Whole genome approaches to the molecular biology of Saccharomyces cerevisiae
We are using DNA microarrays to investigate several different aspects of yeast biology. These include chromatin immunoprecipitation techniques to reconstruct the protein-DNA topology of the genome, gene expression profiles to investigate the action of small molecule drugs, and immunoprecipitation of RNA binding proteins to screen for novel regulatory mechanisms. Other yeast-based projects in the lab seek to elucidate the mechanisms responsible for the various steps of meiotic recombination through genetics and biochemistry.
Searching for a link between asthma and viral infection.
The notion that acute asthma attacks are frequently precipitated by respiratory infection is part of the training of every physician and is well supported in general terms by numerous clinical investigations. However, the prevalence of respiratory infection in acute asthma and the identities of the responsible pathogen(s) have been more controversial. Studies based upon culture and/or viral antigen detection in respiratory secretions of asthmatics have generally recorded rates of infection between 20-40%; these studies typically identify rhinoviruses, coronaviruses, adenoviruses, influenza and parainfluenza viruses.
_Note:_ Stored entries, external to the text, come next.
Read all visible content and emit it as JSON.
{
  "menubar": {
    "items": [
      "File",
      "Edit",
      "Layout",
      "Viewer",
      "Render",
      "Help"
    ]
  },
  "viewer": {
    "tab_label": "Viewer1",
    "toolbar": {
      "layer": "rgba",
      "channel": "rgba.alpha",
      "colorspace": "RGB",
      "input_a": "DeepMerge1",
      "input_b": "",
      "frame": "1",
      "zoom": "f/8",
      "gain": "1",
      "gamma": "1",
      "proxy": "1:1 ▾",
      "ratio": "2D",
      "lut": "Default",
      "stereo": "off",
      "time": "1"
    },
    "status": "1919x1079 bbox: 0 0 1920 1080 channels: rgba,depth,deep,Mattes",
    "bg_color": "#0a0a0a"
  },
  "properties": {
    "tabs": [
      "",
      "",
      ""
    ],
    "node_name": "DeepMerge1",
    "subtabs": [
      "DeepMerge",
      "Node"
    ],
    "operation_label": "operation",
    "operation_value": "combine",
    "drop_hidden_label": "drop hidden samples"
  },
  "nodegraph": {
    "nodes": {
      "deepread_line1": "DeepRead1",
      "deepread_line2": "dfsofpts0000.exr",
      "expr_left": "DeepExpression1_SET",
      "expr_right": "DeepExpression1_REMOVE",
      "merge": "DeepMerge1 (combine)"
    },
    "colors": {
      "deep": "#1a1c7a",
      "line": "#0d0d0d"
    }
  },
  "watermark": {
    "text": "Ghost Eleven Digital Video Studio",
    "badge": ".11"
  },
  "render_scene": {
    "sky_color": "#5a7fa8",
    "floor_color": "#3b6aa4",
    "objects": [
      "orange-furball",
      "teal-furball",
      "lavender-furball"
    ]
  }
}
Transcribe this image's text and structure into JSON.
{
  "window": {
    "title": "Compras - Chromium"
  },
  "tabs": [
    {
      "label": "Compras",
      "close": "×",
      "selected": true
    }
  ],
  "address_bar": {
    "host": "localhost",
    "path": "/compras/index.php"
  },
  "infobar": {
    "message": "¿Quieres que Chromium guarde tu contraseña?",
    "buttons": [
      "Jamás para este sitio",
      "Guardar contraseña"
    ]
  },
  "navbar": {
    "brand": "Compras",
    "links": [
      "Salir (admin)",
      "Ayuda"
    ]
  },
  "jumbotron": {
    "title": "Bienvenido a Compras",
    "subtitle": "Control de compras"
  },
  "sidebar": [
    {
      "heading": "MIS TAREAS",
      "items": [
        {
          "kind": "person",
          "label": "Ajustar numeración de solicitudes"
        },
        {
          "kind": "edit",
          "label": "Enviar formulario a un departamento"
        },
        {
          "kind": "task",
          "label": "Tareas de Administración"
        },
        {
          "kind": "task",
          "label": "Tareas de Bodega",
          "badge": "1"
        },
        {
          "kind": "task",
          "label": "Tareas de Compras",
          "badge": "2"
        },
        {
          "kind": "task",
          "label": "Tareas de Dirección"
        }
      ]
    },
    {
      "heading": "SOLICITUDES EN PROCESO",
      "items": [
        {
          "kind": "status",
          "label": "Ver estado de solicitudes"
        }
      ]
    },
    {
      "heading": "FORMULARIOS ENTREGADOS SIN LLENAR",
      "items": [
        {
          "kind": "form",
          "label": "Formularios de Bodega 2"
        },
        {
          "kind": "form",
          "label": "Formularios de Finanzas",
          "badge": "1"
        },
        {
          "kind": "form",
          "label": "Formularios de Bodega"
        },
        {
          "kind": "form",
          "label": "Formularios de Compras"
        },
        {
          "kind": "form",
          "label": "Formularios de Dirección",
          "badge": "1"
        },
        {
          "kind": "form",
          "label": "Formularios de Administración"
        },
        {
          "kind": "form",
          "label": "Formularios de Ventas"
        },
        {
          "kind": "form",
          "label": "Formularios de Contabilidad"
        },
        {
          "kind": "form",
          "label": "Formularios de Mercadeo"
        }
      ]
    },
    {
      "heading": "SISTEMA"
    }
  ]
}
This is likely to be an underestimate and likely define a minimal estimate of the contribution of viral infection to acute asthma attacks.
We are constructing and using a viral DNA microarray based system customized for the goal of detecting and differentiating between pathogens commonly found in the respiratory tract. This technology will allow us to investigate whether there is a positive correlation between viral infection and asthma attacks, if so, which viral types are so associated. To accomplish this goal, we are actively collaborating with an on-going clinical research study of asthma here at UCSF.